How to keep supporting your partner's success when you're stuck in a rut
Let’s be real. As much as we love and encourage our significant others as they chase their dreams — and are beyond thrilled for them when they reach them, YAY! – sometimes it can be tough when we feel that we aren’t measuring up when it comes to our own success. We are only human, and watching someone else’s hard work manifest can remind us that we still have so far to go. That’s okay. As long as we remember their achievements reflect positively for them and not negatively on us. In fact, it’s just the opposite. It shows we have great taste, after all.
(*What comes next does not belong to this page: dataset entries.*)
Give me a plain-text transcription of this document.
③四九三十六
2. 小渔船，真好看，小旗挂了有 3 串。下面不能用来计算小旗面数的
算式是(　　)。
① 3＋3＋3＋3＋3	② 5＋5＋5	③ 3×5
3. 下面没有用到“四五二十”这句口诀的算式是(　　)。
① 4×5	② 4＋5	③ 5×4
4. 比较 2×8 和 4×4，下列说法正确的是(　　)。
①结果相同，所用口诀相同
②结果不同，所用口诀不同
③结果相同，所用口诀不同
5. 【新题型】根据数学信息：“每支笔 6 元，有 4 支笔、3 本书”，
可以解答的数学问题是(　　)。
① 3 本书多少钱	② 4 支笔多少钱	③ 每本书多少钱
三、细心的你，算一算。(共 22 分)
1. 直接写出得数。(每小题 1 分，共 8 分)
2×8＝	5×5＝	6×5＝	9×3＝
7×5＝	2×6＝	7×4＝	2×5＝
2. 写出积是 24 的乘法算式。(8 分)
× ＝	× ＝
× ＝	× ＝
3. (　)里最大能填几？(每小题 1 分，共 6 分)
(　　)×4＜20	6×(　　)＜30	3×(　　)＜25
However, the struggle of self-doubt is real. Whether your significant other just got a promotion, landed a dream job, or whatever else, there are ways to keep perspective while you’re still climbing whatever mountains you need to achieve your goals. Here are a few things to remember to help you as you keep supporting your partner’s success when you’re stuck in a rut.
Don’t fixate on your own (perceived) failure or lack of progress.
Success isn’t a zero-sum game. Even if you are in the same field as your partner and they are killing it while you feel your progress is stagnating, remember this is not about you. Your journey, all the ups and downs, is yours. And theirs is theirs. Period. It would be great if you could both reach the top at the same time, but if that doesn’t happen, that’s completely normal. Be happy for them, and whatever you do, try not to excessively complain about how you aren’t where you want to be yet. That could hurt your partner and your relationship, which is the last thing either of you want in this situation.
Celebrate with them.
You cheered for your significant other as they struggled to make their goals a reality. You wouldn’t let them give up. Your partner has probably worked really hard to reach whatever level of success they have and is likely thrilled about it. You care about them so their success is exciting for you, too. Share the joy with them. Showing that you are happy for and proud of them will probably mean a lot and may boost your mood, too.
Use this to motivate yourself
Although you’re focusing on your partner/being happy for them, when things settle down, take some time to reflect on yourself and where you want to be professionally, creatively, or however else you have in mind. Measure your progress with your efforts, and determine if you should make some changes. Then get started, and work with reinvigorated determination. Try your best to pull yourself out of whatever rut you’re in and hustle. Move forward, however you can.
Above all else, remember your person matters to you. This is a good problem to have, that they are succeeding and motivating you to be your best self. Your significant other is likely (and hopefully!) rooting for you, too, and wants you to be happy, just as much as you want the same for them.